Ayahuasca leaves
Small Pharma plans a clinical trial of therapy-assisted depression treatment using DMT, the active compound in the Amazonian psychedelic brew ayahuasca © Alamy

The UK government is on track for a seven-figure windfall from an investment in a psychedelic drugs company that is readying a float on the Toronto stock exchange.

State-backed investor Angel CoFund holds a 5.5 per cent stake in London-based Small Pharma, which has announced its intention to list via a reverse takeover through the Canadian capital pool company Unilock Capital Corp.

It aims to raise C$20m ($15.6m) to fund a clinical trial of therapy-assisted depression treatment using dimethyltryptamine (DMT), the active compound in the Amazonian psychedelic brew ayahuasca.

The Angel CoFund is privately run but funded by a £100m loan from the UK government’s Department for Business, Energy and Industrial Strategy, which recoups profits made by the investor.

Small Pharma said that it expects the Angel CoFund to make a £2m return on its investment, based on its forecast valuation, adding that the state-backed fund invested in the company before it began researching psychedelics.
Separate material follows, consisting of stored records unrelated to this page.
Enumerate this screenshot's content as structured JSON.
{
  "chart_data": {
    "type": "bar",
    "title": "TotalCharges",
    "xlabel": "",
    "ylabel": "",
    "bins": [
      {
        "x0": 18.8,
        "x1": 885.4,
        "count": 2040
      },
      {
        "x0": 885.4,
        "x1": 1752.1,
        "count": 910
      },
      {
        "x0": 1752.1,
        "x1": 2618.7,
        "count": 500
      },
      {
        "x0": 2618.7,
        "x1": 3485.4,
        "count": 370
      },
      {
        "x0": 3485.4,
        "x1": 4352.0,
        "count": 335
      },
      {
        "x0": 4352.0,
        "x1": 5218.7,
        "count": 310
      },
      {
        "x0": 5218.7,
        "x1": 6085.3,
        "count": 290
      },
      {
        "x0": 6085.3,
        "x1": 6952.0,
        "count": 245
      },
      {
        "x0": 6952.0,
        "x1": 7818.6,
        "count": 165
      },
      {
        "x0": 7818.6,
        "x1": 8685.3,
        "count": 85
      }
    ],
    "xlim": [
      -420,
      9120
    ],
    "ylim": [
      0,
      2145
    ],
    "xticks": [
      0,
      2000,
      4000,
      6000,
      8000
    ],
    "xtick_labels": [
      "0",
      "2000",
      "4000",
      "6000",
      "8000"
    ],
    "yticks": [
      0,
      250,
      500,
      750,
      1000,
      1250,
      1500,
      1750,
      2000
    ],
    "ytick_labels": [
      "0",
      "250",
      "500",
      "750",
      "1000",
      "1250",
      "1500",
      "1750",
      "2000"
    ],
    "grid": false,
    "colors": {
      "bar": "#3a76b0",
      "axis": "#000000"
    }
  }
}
Angel CoFund declined to comment.

There has been a resurgence in research around psychedelic drugs and their impact on the human brain, following a decades-long hiatus after early studies were halted amid a backlash against mind-altering drugs.

DMT remains illegal in the UK and many other countries, much like other drugs that are being explored by biotech groups to treat depression and post-traumatic stress disorder such as ketamine, MDMA and psilocybin, a natural substance found in “magic mushrooms”.

Peter Rands, chief executive at Small Pharma, told the Financial Times that roughly a third of the hundreds of millions of patients around the world who suffer from depression do not respond to selective serotonin reuptake inhibitors, a common type of antidepressant.

Small Pharma is aiming to offer an alternative as it seeks to prove that therapy under the influence of DMT can help patients come to terms with the underlying causes of depression, rather than temper the symptoms as many antidepressants do. 

Past studies of ayahuasca have suggested that it helps to alleviate symptoms of depression, but larger placebo-controlled trials of the active compound DMT are needed to convince medical professionals — and regulators — of its efficacy and safety.

The US Food and Drug Administration has already designated three potential medicines, one based on MDMA and two on psilocybin, as “breakthrough” drugs, meaning regulatory review will be sped up because of the potentially significant impact on people’s health.

Compass Pathways, the UK-based firm that holds a breakthrough designation for its psilocybin-assisted therapy method, in September became the first psychedelics biotech to go public on the Nasdaq.

A challenge for companies developing psychedelic drugs is the resource-intensive delivery — patients need to be observed by therapists for as long as the psychedelic effects last, which with psilocybin might be as long as eight hours.

Mr Rands is hoping that DMT-assisted therapy will be easier to scale up, as the drug’s effects last up to 30 minutes. “It might not be more effective than psilocybin but the shorter delivery time will make it much easier to administrate,” he said.